A couple of Brit Awards, a Glastonbury performance on the Pyramid Stage and a debut album raved about by fans and peers. Life is pretty sweet for Ben Howard and the singer has just released his long-awaited second album I Forgot Where We Were.  

As his new album’s title suggests, Howard’s fans have been left shorn of fresh material from the English singer-songwriter. That wait – thankfully – is finally over.

If the 27-year-old’s debut album Every Kingdom was seen as quintessential Ben Howard (acoustic melodies blended in with expressive lyrics as exemplified in classics like ‘The Fear’ and ‘Only Love’), Howard’s new album I Forget Where We Were can definitely be seen as an electronic experiment. Howard’s latest offering also sets him down the start of a different path than that travelled by others in his genre such as James Vincent McMorrow, George Ezra and Nick Mulvey.

The opening song ‘Small Things’ serves as a fitting bridge between albums new and old, with Howard’s poetic lyrics being complemented by a new, reverberating sound. The album’s title track and ‘Time Is Dancing’ are also worth a second or third listen.

An album filled with atmospheric instrumentals, the sheer lengths of the songs (seven of the 10 playing over the five-minute mark) make this less of a radio-targeted album and more of one for the purists, perhaps those that prefer the returning medium of vinyl.

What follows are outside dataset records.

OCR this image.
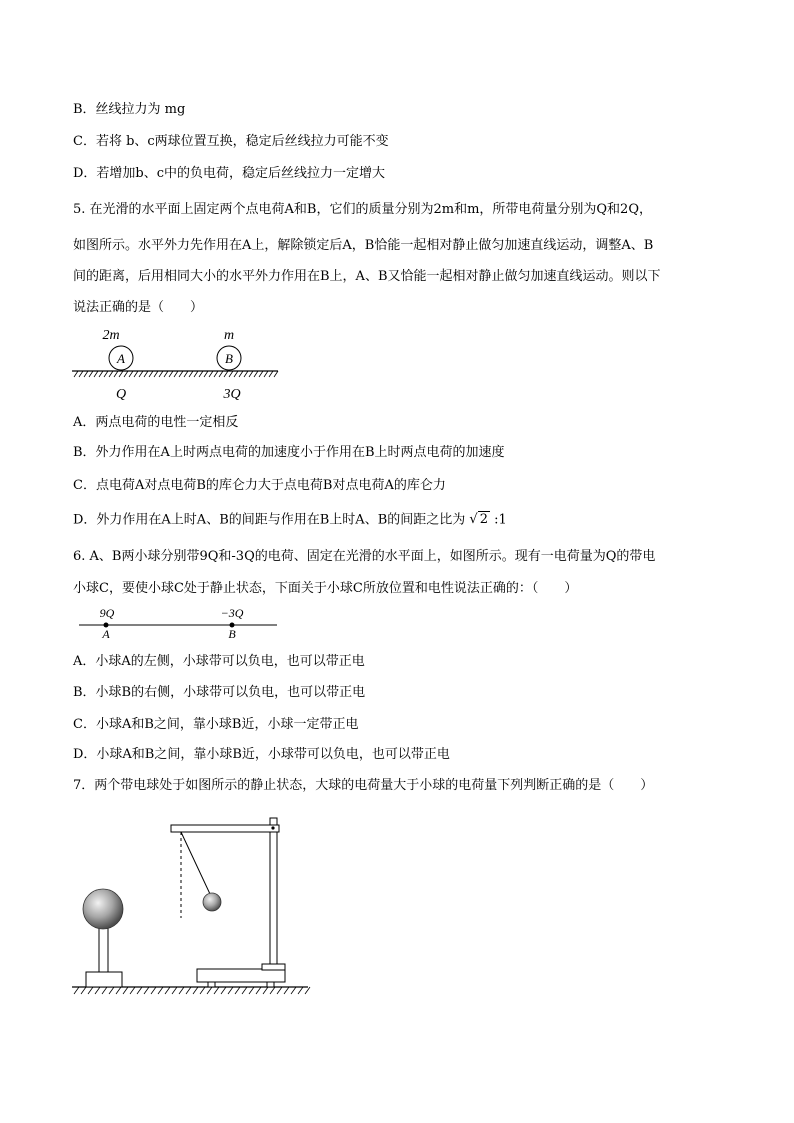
B．丝线拉力为 mg
C．若将 b、c两球位置互换，稳定后丝线拉力可能不变
D．若增加b、c中的负电荷，稳定后丝线拉力一定增大
5. 在光滑的水平面上固定两个点电荷A和B，它们的质量分别为2m和m，所带电荷量分别为Q和2Q，
如图所示。水平外力先作用在A上，解除锁定后A，B恰能一起相对静止做匀加速直线运动，调整A、B
间的距离，后用相同大小的水平外力作用在B上，A、B又恰能一起相对静止做匀加速直线运动。则以下
说法正确的是（　　）
2m	m
A	B
Q	3Q
A．两点电荷的电性一定相反
B．外力作用在A上时两点电荷的加速度小于作用在B上时两点电荷的加速度
C．点电荷A对点电荷B的库仑力大于点电荷B对点电荷A的库仑力
D．外力作用在A上时A、B的间距与作用在B上时A、B的间距之比为 √ 2 :1
6. A、B两小球分别带9Q和-3Q的电荷、固定在光滑的水平面上，如图所示。现有一电荷量为Q的带电
小球C，要使小球C处于静止状态，下面关于小球C所放位置和电性说法正确的：（　　）
9Q	−3Q
A	B
A．小球A的左侧，小球带可以负电，也可以带正电
B．小球B的右侧，小球带可以负电，也可以带正电
C．小球A和B之间，靠小球B近，小球一定带正电
D．小球A和B之间，靠小球B近，小球带可以负电，也可以带正电
7．两个带电球处于如图所示的静止状态，大球的电荷量大于小球的电荷量下列判断正确的是（　　）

Having the potential to be a perfect driving album, one wonders whether Ben Howard pieced together the ideas behind this soundtrack during his travels from the professionalism of London and beyond to where he really feels at home: the countryside and surfing-friendly shores of Devon, England.

Ben Howard will play two sold-out concerts in the Olympia Theatre, Dublin on December 7 and 8.